Driven By Desire
In recent years, I get terribly excited as summer ends. I love summer, the long days, the warm weather, the relaxed, vacation feel the days have. But summer is just an appetizer to the time of year that really excites me. Hunting season.
For me, hunting season starts at the beginning of September and lasts nearly to Christmas. It is four glorious months, not because I love killing things (quite the contrary – I often pass up quite a few shots because I just enjoy seeing the game and want to see it again next year), but because of the anticipation. I love waiting expectantly for game to show up. I love thinking about getting out in the woods later in the day or the next morning. And I love the moment of satisfied anticipation, when all the hoping pays off and just over the crest of the hill comes a deer. It is a fantastic feeling.
I spend quite a bit of my time out in the woods, or out in the swamp waiting or searching for game. Depending on the date, it might be geese or ducks, turkeys or ruffed grouse, or deer and bear. I like hunting them all, and for different reasons. Deer get my heart pumping so that I am thinking I might have a heart attack (I will have to be healthy later in life or give up hunting because I get so excited.). Turkeys are so hard to find so that it is almost like finding gold in the woods. Hunting geese is about having fun trying to 1) lure them in by calling 2) hitting a moving target. And the hunt is only part of the fun. I love the other part just as much if not more. The eating. I eat everything I take, often trying many new recipes during the holidays when everyone can enjoy the food.
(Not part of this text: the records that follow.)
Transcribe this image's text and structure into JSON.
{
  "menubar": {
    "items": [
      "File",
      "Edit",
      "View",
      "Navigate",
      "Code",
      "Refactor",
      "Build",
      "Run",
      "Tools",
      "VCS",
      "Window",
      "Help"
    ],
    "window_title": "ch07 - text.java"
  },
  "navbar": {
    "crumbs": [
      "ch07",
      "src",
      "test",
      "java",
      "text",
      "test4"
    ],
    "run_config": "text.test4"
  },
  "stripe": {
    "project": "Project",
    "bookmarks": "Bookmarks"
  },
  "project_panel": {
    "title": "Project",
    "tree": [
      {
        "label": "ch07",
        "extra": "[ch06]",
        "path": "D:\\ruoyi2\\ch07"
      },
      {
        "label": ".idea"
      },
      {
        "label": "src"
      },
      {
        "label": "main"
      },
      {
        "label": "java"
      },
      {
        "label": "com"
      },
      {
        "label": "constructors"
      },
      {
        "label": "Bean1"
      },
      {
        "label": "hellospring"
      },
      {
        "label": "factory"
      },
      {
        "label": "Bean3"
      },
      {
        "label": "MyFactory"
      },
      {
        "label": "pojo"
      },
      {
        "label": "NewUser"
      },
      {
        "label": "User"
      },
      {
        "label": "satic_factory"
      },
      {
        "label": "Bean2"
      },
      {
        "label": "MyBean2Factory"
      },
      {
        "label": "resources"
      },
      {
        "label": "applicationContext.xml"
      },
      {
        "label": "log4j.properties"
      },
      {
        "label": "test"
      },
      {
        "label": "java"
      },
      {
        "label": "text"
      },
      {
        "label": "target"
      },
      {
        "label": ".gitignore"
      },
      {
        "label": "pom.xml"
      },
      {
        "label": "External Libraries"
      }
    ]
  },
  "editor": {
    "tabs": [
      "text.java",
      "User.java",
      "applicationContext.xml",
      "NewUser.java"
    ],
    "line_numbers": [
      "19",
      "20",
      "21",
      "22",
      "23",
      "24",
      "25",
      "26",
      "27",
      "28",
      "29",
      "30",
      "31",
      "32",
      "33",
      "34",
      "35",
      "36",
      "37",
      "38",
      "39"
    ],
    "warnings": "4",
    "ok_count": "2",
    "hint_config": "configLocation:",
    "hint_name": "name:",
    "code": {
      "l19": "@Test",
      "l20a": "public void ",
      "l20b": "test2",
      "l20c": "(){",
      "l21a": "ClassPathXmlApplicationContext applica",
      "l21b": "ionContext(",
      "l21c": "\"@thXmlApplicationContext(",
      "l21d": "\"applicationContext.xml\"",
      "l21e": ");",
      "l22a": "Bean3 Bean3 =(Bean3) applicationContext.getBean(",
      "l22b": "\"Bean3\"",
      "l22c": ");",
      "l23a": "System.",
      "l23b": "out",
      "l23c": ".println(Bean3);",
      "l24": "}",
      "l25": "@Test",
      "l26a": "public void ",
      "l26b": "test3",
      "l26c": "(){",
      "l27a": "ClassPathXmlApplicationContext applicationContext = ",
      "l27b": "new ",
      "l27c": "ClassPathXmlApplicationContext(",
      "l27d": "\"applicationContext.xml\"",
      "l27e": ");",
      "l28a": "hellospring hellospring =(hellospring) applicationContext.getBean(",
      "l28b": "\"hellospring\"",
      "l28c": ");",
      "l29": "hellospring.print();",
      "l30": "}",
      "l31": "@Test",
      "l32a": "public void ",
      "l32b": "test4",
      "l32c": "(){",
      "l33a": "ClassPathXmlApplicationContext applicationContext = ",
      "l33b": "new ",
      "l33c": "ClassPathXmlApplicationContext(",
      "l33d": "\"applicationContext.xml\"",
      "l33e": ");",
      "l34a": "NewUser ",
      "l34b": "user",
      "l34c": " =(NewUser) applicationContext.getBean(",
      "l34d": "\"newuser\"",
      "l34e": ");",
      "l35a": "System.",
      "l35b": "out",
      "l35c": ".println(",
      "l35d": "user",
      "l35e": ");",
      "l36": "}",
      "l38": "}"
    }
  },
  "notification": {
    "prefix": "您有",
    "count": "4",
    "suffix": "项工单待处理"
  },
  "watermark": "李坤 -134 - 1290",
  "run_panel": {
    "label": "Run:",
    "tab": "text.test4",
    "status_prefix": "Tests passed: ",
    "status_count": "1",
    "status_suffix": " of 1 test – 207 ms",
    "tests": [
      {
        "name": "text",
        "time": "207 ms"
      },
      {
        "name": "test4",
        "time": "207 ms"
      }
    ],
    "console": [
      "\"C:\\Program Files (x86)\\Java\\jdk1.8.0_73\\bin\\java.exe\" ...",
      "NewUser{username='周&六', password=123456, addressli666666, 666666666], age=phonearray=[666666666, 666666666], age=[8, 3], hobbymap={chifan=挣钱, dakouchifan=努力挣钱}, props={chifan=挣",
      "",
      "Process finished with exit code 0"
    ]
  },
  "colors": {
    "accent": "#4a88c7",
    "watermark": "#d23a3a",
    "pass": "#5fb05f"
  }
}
But there is a bad thing about hunting. I can’t not hunt. It may be Saturday and I have a lot of work that has to be done or errands to run, but my mind is already out in the woods. I am thinking about the deer walking right past my deer stand while I am sitting at my computer typing. Or maybe I am just positive the turkeys are plucking at the cornstalks in the fields while I have to go to work. It drives me insane. That feeling that I am missing something, compels me outside with my gun or bow every spare moment I have.
This is good in some respects, but not good in others. I have an obsession. And as we know, obsessions can be bad news. So that got me to thinking about desire.
When we have a strong desire to do something, it is hard to resist it. If it is a good desire, that is not such a bad thing. We give in and do that something. But if it is a bad desire or a desire that can be bad if given into too often, then we are in trouble.
For example, let’s say I really want a piece of chocolate cake. Well, I give in to that desire. No problem. If I give in to that desire every day, I will have serious health problems in a short amount of time. Or let’s say I am attracted to my neighbor’s wife. Wow! That is not a desire I want to give in to ever.
So what keeps me from giving into these bad desires? The answer: a stronger desire in an opposing direction. If I desire cake, I have to want to be healthy and trim more than I want to taste that piece of cake. If I am attracted to my neighbor’s wife, I have to want to do the right thing and respect them both more than I want to get to know her more intimately.
I suppose there are two keys. Knowing when a desire is unhealthy. And finding a desire that is stronger than those bad desires. As for hunting, I am not quite sure yet if I want to find a desire that can keep me from the woods.